Omori began releasing her own creative visions as a solo artist four years ago, beginning with the transportive 12″ single Voyage (May 2019). This was shortly followed up with EP Auraelia (Nov 2019), which was inspired by a period in which she experienced intense migraines that were accompanied by auras and other visual distortions.

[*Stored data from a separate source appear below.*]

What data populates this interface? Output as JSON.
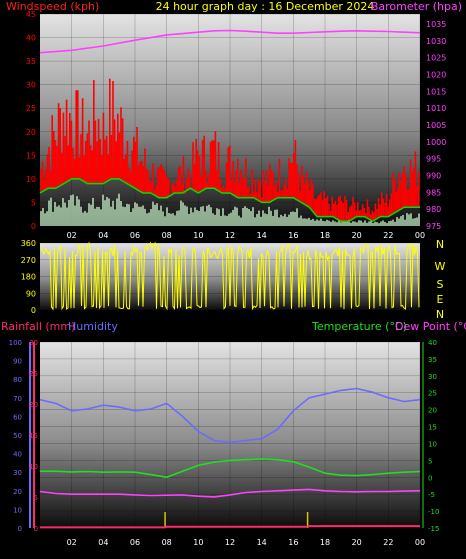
{
  "page": {
    "title": "24 hour graph day : 16 December 2024"
  },
  "colors": {
    "background": "#000000",
    "wind": "#ff0000",
    "wind_avg": "#00dd00",
    "wind_low": "#c8f0c8",
    "barometer": "#ff40ff",
    "direction": "#ffff00",
    "rainfall": "#ff2a6a",
    "humidity": "#6b6bff",
    "temperature": "#22dd22",
    "dew_point": "#ff40ff",
    "rain_bar": "#d4c800",
    "hum_axis": "#6b6bff"
  },
  "chart_data": [
    {
      "id": "wind-baro",
      "type": "line",
      "title": "24 hour graph day : 16 December 2024",
      "y_left_label": "Windspeed (kph)",
      "y_right_label": "Barometer (hpa)",
      "x_ticks": [
        "02",
        "04",
        "06",
        "08",
        "10",
        "12",
        "14",
        "16",
        "18",
        "20",
        "22",
        "00"
      ],
      "y_left_ticks": [
        0,
        5,
        10,
        15,
        20,
        25,
        30,
        35,
        40,
        45
      ],
      "y_left_range": [
        0,
        45
      ],
      "y_right_ticks": [
        975,
        980,
        985,
        990,
        995,
        1000,
        1005,
        1010,
        1015,
        1020,
        1025,
        1030,
        1035
      ],
      "y_right_range": [
        975,
        1038
      ],
      "x_range_hours": [
        0,
        24
      ],
      "grid": true,
      "series": [
        {
          "name": "Barometer (hpa)",
          "x": [
            0,
            2,
            4,
            6,
            8,
            10,
            11,
            12,
            13,
            14,
            15,
            16,
            17,
            18,
            19,
            20,
            21,
            22,
            23,
            24
          ],
          "values": [
            1026.5,
            1027.2,
            1028.5,
            1030.2,
            1031.8,
            1032.6,
            1033,
            1033.1,
            1032.9,
            1032.6,
            1032.3,
            1032.3,
            1032.5,
            1032.7,
            1032.9,
            1033,
            1032.9,
            1032.8,
            1032.6,
            1032.4
          ]
        },
        {
          "name": "Wind gust",
          "x": [
            0,
            0.5,
            1,
            1.5,
            2,
            2.5,
            3,
            3.5,
            4,
            4.5,
            5,
            5.5,
            6,
            6.5,
            7,
            7.5,
            8,
            8.5,
            9,
            9.5,
            10,
            10.5,
            11,
            11.5,
            12,
            12.5,
            13,
            13.5,
            14,
            14.5,
            15,
            15.5,
            16,
            16.5,
            17,
            17.5,
            18,
            18.5,
            19,
            19.5,
            20,
            20.5,
            21,
            21.5,
            22,
            22.5,
            23,
            23.5,
            24
          ],
          "values": [
            13,
            18,
            22,
            27,
            25,
            23,
            21,
            26,
            22,
            27,
            24,
            21,
            18,
            15,
            13,
            11,
            10,
            12,
            12,
            13,
            17,
            16,
            18,
            14,
            15,
            16,
            13,
            12,
            11,
            11,
            12,
            13,
            17,
            11,
            9,
            6,
            6,
            5,
            6,
            5,
            5,
            5,
            4,
            6,
            6,
            12,
            14,
            13,
            14
          ]
        },
        {
          "name": "Wind average",
          "x": [
            0,
            0.5,
            1,
            1.5,
            2,
            2.5,
            3,
            3.5,
            4,
            4.5,
            5,
            5.5,
            6,
            6.5,
            7,
            7.5,
            8,
            8.5,
            9,
            9.5,
            10,
            10.5,
            11,
            11.5,
            12,
            12.5,
            13,
            13.5,
            14,
            14.5,
            15,
            15.5,
            16,
            16.5,
            17,
            17.5,
            18,
            18.5,
            19,
            19.5,
            20,
            20.5,
            21,
            21.5,
            22,
            22.5,
            23,
            23.5,
            24
          ],
          "values": [
            7,
            8,
            8,
            9,
            10,
            10,
            9,
            9,
            9,
            10,
            10,
            9,
            8,
            7,
            7,
            6,
            6,
            7,
            7,
            8,
            7,
            8,
            8,
            7,
            7,
            6,
            6,
            6,
            5,
            5,
            6,
            6,
            6,
            5,
            4,
            2,
            2,
            2,
            1,
            1,
            2,
            2,
            1,
            2,
            2,
            3,
            4,
            4,
            4
          ]
        },
        {
          "name": "Wind low",
          "x": [
            0,
            1,
            2,
            3,
            4,
            5,
            6,
            7,
            8,
            9,
            10,
            11,
            12,
            13,
            14,
            15,
            16,
            17,
            18,
            19,
            20,
            21,
            22,
            23,
            24
          ],
          "values": [
            4,
            5,
            5,
            4,
            5,
            5,
            4,
            4,
            3,
            4,
            4,
            4,
            3,
            3,
            3,
            3,
            3,
            2,
            1,
            1,
            1,
            1,
            1,
            2,
            2
          ]
        }
      ]
    },
    {
      "id": "direction",
      "type": "line",
      "y_ticks": [
        0,
        90,
        180,
        270,
        360
      ],
      "y_range": [
        0,
        360
      ],
      "compass": [
        "N",
        "W",
        "S",
        "E",
        "N"
      ],
      "x_range_hours": [
        0,
        24
      ],
      "series": [
        {
          "name": "Wind direction",
          "x": [
            0,
            1,
            2,
            3,
            4,
            5,
            6,
            7,
            8,
            9,
            10,
            11,
            12,
            13,
            14,
            15,
            16,
            17,
            18,
            19,
            20,
            21,
            22,
            23,
            24
          ],
          "values": [
            320,
            330,
            310,
            340,
            300,
            330,
            320,
            340,
            310,
            320,
            330,
            300,
            320,
            310,
            300,
            320,
            330,
            300,
            290,
            310,
            320,
            330,
            320,
            330,
            320
          ]
        }
      ]
    },
    {
      "id": "temp-hum-rain",
      "type": "line",
      "labels": {
        "rainfall": "Rainfall (mm)",
        "humidity": "Humidity",
        "temperature": "Temperature (°C)",
        "dew_point": "Dew Point (°C)"
      },
      "x_ticks": [
        "02",
        "04",
        "06",
        "08",
        "10",
        "12",
        "14",
        "16",
        "18",
        "20",
        "22",
        "00"
      ],
      "humidity_ticks": [
        0,
        10,
        20,
        30,
        40,
        50,
        60,
        70,
        80,
        90,
        100
      ],
      "humidity_range": [
        0,
        100
      ],
      "rain_ticks": [
        0,
        5,
        10,
        15,
        20,
        25,
        30
      ],
      "rain_range": [
        0,
        30
      ],
      "temp_ticks": [
        -15,
        -10,
        -5,
        0,
        5,
        10,
        15,
        20,
        25,
        30,
        35,
        40
      ],
      "temp_range": [
        -15,
        40
      ],
      "x_range_hours": [
        0,
        24
      ],
      "grid": true,
      "series": [
        {
          "name": "Humidity",
          "axis": "humidity",
          "x": [
            0,
            1,
            2,
            3,
            4,
            5,
            6,
            7,
            8,
            9,
            10,
            11,
            12,
            13,
            14,
            15,
            16,
            17,
            18,
            19,
            20,
            21,
            22,
            23,
            24
          ],
          "values": [
            69,
            67,
            63,
            64,
            66,
            65,
            63,
            64,
            67,
            60,
            52,
            47,
            46,
            47,
            48,
            53,
            63,
            70,
            72,
            74,
            75,
            73,
            70,
            68,
            69
          ]
        },
        {
          "name": "Temperature (°C)",
          "axis": "temp",
          "x": [
            0,
            1,
            2,
            3,
            4,
            5,
            6,
            7,
            8,
            9,
            10,
            11,
            12,
            13,
            14,
            15,
            16,
            17,
            18,
            19,
            20,
            21,
            22,
            23,
            24
          ],
          "values": [
            1.8,
            1.8,
            1.6,
            1.7,
            1.5,
            1.6,
            1.5,
            0.8,
            0,
            1.8,
            3.5,
            4.5,
            5,
            5.2,
            5.4,
            5.2,
            4.6,
            3,
            1.2,
            0.6,
            0.5,
            0.8,
            1.2,
            1.5,
            1.7
          ]
        },
        {
          "name": "Dew Point (°C)",
          "axis": "temp",
          "x": [
            0,
            1,
            2,
            3,
            4,
            5,
            6,
            7,
            8,
            9,
            10,
            11,
            12,
            13,
            14,
            15,
            16,
            17,
            18,
            19,
            20,
            21,
            22,
            23,
            24
          ],
          "values": [
            -4.2,
            -4.8,
            -5,
            -5,
            -5,
            -5,
            -5.2,
            -5.4,
            -5.3,
            -5.2,
            -5.6,
            -5.8,
            -5.2,
            -4.5,
            -4.2,
            -4,
            -3.8,
            -3.6,
            -4,
            -4.2,
            -4.3,
            -4.2,
            -4.2,
            -4.1,
            -4
          ]
        },
        {
          "name": "Rainfall (mm)",
          "axis": "rain",
          "x": [
            0,
            7.9,
            8,
            16.9,
            17,
            24
          ],
          "values": [
            0.1,
            0.1,
            0.2,
            0.2,
            0.3,
            0.3
          ]
        }
      ]
    }
  ]
}
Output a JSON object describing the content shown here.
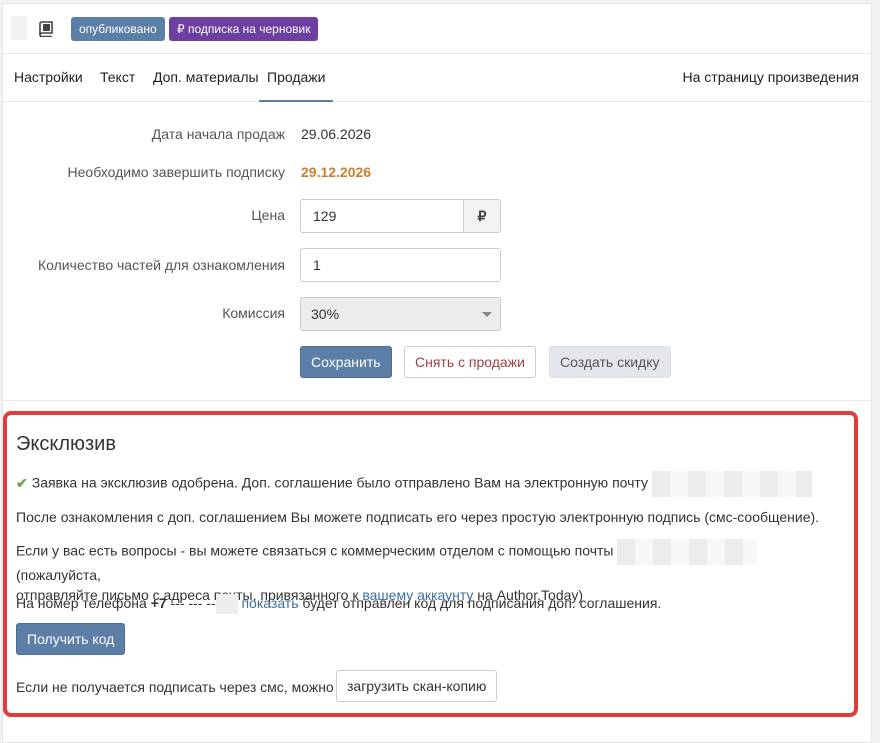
{
  "topbar": {
    "badge_published": "опубликовано",
    "badge_subscription": "₽ подписка на черновик",
    "book_icon": "book-icon"
  },
  "tabs": {
    "items": [
      "Настройки",
      "Текст",
      "Доп. материалы",
      "Продажи"
    ],
    "active": "Продажи",
    "right_link": "На страницу произведения"
  },
  "form": {
    "start_label": "Дата начала продаж",
    "start_value": "29.06.2026",
    "end_label": "Необходимо завершить подписку",
    "end_value": "29.12.2026",
    "price_label": "Цена",
    "price_value": "129",
    "currency": "₽",
    "parts_label": "Количество частей для ознакомления",
    "parts_value": "1",
    "commission_label": "Комиссия",
    "commission_value": "30%",
    "save_button": "Сохранить",
    "unpublish_button": "Снять с продажи",
    "discount_button": "Создать скидку"
  },
  "exclusive": {
    "title": "Эксклюзив",
    "approved_text": "Заявка на эксклюзив одобрена. Доп. соглашение было отправлено Вам на электронную почту",
    "sign_text": "После ознакомления с доп. соглашением Вы можете подписать его через простую электронную подпись (смс-сообщение).",
    "questions_text_1": "Если у вас есть вопросы - вы можете связаться с коммерческим отделом с помощью почты",
    "questions_text_2": "(пожалуйста,",
    "questions_text_3": "отправляйте письмо с адреса почты, привязанного к",
    "account_link": "вашему аккаунту",
    "questions_text_4": "на Author.Today)",
    "phone_prefix": "На номер телефона",
    "phone_code": "+7",
    "phone_masked": "--- --- --",
    "show_link": "показать",
    "phone_suffix": "будет отправлен код для подписания доп. соглашения.",
    "get_code_button": "Получить код",
    "scan_text": "Если не получается подписать через смс, можно",
    "scan_button": "загрузить скан-копию"
  },
  "colors": {
    "accent": "#5b7fa6",
    "subscription_badge": "#6c3fa0",
    "highlight_border": "#e03c3c",
    "deadline": "#c9812f"
  }
}
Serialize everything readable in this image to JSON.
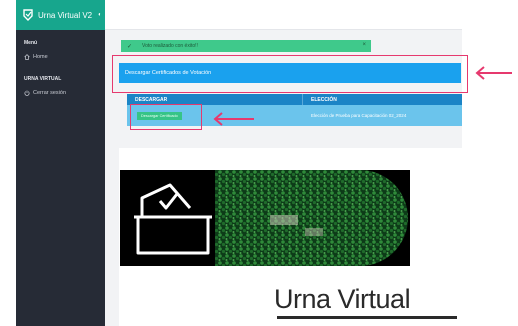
{
  "app": {
    "title": "Urna Virtual V2"
  },
  "sidebar": {
    "section_menu": "Menú",
    "home_label": "Home",
    "section_urna": "URNA VIRTUAL",
    "logout_label": "Cerrar sesión"
  },
  "alert": {
    "message": "Voto realizado con éxito!!",
    "close": "×"
  },
  "actions": {
    "cert_button": "Descargar Certificados de Votación"
  },
  "table": {
    "headers": [
      "DESCARGAR",
      "ELECCIÓN"
    ],
    "rows": [
      {
        "download_label": "Descargar Certificado",
        "election": "Elección de Prueba para Capacitación 02_2024"
      }
    ]
  },
  "banner": {
    "brand_text": "Urna Virtual"
  },
  "colors": {
    "sidebar_bg": "#262b36",
    "brand_bar": "#17a68d",
    "success_alert": "#3fc98b",
    "primary_button": "#1aa1ee",
    "table_header": "#1b84c6",
    "table_row": "#6bc4ec",
    "annotation": "#e6396e"
  },
  "icons": [
    "urna-logo-icon",
    "sidebar-toggle-icon",
    "home-icon",
    "power-icon",
    "check-icon",
    "ballot-box-icon",
    "arrow-left-icon"
  ]
}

Omori is a composer who thinks deeply about her music, and provides generously to her listeners. Born in Yokohama, Japan, she moved to the UK when she was three years old and lives in London. She began her musical path learning classical piano, later training as a sound engineer, and has since moved into working with analogue synths (on “a journey…” she uses a Prophet 08 and Moog Matriarch). Previous to releasing her own solo material she toured with and played on records by a raft of critically acclaimed musicians, including Kae Tempest, Georgia, and EOB, among many others, but it is her work in sound engineering that provides the bedrock of skills that manifest her vision for “a journey…”, articulating a whole world in binaural field recordings, analogue synthesizers and augmented vocals.